Il tentativo di esportare la democrazia occidentale in uno paese islamico, già di per sé opinabile, è fallito miseramente davanti agli occhi della popolazione mondiale e con esso anche quella credibilità internazionale fortemente messa in discussione dagli attentati delle “torri gemelle” e alla Casa bianca, sì che oggidì sfugge il significato reale di “grande potenza” cui si è tradizionalmente legati in occidente e specialmente noi che l’abbiamo, sia pur a giusta ragione, mitizzato in seguito alla liberazione dall’occupazione nazista.

Il desiderio del presidente Biden, volto ad apparire un grande pacifista e decisionista anti-Trump, non si sta dimostrando artefice di una mossa ben studiata, né equilibrata tanto per gli incommensurabili danni in termini di vite umane, quanto per la stabilità di un’area di grande interesse economico e strategico, geopolitico, qual è il Golfo persico. In uno scenario del genere non è affatto comprensibile, tra l’altro, il motivo per il quale non si debba parlare della pesante responsabilità dei servizi di intelligence da parte degli operatori dell’informazione, dei politologi in generale, degli esperti di politica militare, eccetera.

Ovviamente la grave situazione umanitaria in atto, che il popolo afgano sta iniziando ad affrontare, significa per l’Italia e per l’U. E. quanto segue:

a) gli 8,7 mld di euro spesi negli ultimi anni per la causa di quel Paese non hanno prodotto concreti risultati;

b) gli organismi comunitari, e quindi pure l’Italia, si devono impegnare nella fase di evacuazione, nonché d’accoglienza dei profughi, prevedibili in molte migliaia, con ulteriori, cospicui investimenti finanziari e risorse organizzative e logistiche;

c) necessita, finalmente, porre all’ordine del giorno, discutere con priorità e deliberare di attribuire alla politica estera dell’UE la giusta valenza che essa merita, ivi compresa sia quella che afferisce ad un’intelligence capace di vigilare, informarsi e gestire una governance autonoma, indipendente e sovrana, sia una linea di assistenza e intervento di carattere umanitario.

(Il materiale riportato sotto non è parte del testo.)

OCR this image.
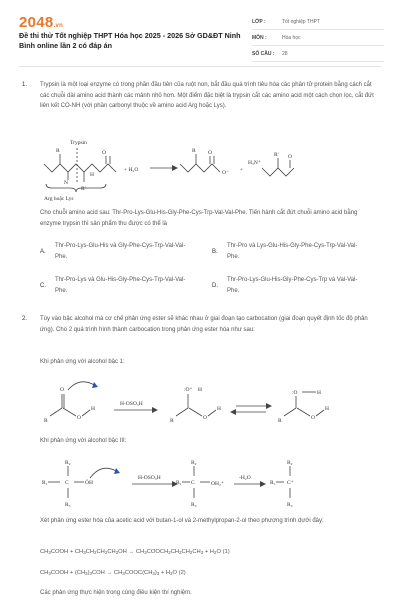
2048.vn
Đề thi thử Tốt nghiệp THPT Hóa học 2025 - 2026 Sở GD&ĐT Ninh Bình online lần 2 có đáp án
LỚP :	Tốt nghiệp THPT
MÔN :	Hóa học
SỐ CÂU :	28
1. Trypsin là một loại enzyme có trong phần đầu tiên của ruột non, bắt đầu quá trình tiêu hóa các phân tử protein bằng cách cắt các chuỗi dài amino acid thành các mảnh nhỏ hơn. Một điểm đặc biệt là trypsin cắt các amino acid một cách chọn lọc, cắt đứt liên kết CO-NH (với phần carbonyl thuộc về amino acid Arg hoặc Lys).
Trypsin
R
R'
O
H
N
Arg hoặc Lys
+ H₂O
R O
O⁻ +
H₃N⁺
R' O
Cho chuỗi amino acid sau: Thr-Pro-Lys-Glu-His-Gly-Phe-Cys-Trp-Val-Val-Phe. Tiến hành cắt đứt chuỗi amino acid bằng enzyme trypsin thì sản phẩm thu được có thể là
A.
Thr-Pro-Lys-Glu-His và Gly-Phe-Cys-Trp-Val-Val-Phe.
B.
Thr-Pro và Lys-Glu-His-Gly-Phe-Cys-Trp-Val-Val-Phe.
C.
Thr-Pro-Lys và Glu-His-Gly-Phe-Cys-Trp-Val-Val-Phe.
D.
Thr-Pro-Lys-Glu-His-Gly-Phe-Cys-Trp và Val-Val-Phe.
2. Tùy vào bậc alcohol mà cơ chế phản ứng ester sẽ khác nhau ở giai đoạn tạo carbocation (giai đoạn quyết định tốc độ phản ứng). Cho 2 quá trình hình thành carbocation trong phản ứng ester hóa như sau:
Khi phản ứng với alcohol bậc 1:
R
O
O
H
H-OSO₃H
R
:O⁺ H
O
H
R
:O	H
O
H
Khi phản ứng với alcohol bậc III:
R₂
R₁	C	ÖH
R₃
H-OSO₃H
R₂
R₁ C	OH₂⁺
R₃
-H₂O
R₂
R₁ C⁺
R₃
Xét phản ứng ester hóa của acetic acid với butan-1-ol và 2-methylpropan-2-ol theo phương trình dưới đây:
$CH_3COOH + CH_3CH_2CH_2CH_2OH$ → $CH_3COOCH_2CH_2CH_2CH_3 + H_2O$ (1)
$CH_3COOH + (CH_3)_3COH$ → $CH_3COOC(CH_3)_3 + H_2O$ (2)
Các phản ứng thực hiện trong cùng điều kiện thí nghiệm.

Profilo, quest’ultimo, di particolare rilievo per noi, oltre per i greci e spagnoli, essendo le coste dell’Italia meridionale e insulare – com’è ben noto – il primo approdo dell’Europa. E’ pertanto l’occasione propizia, e magari decisiva, per proporre, affrontare e risolvere l’annosa questione dell’accoglienza della gente extra-comunitaria, destinata ad interessare le nostre autorità governative per non pochi lustri avvenire.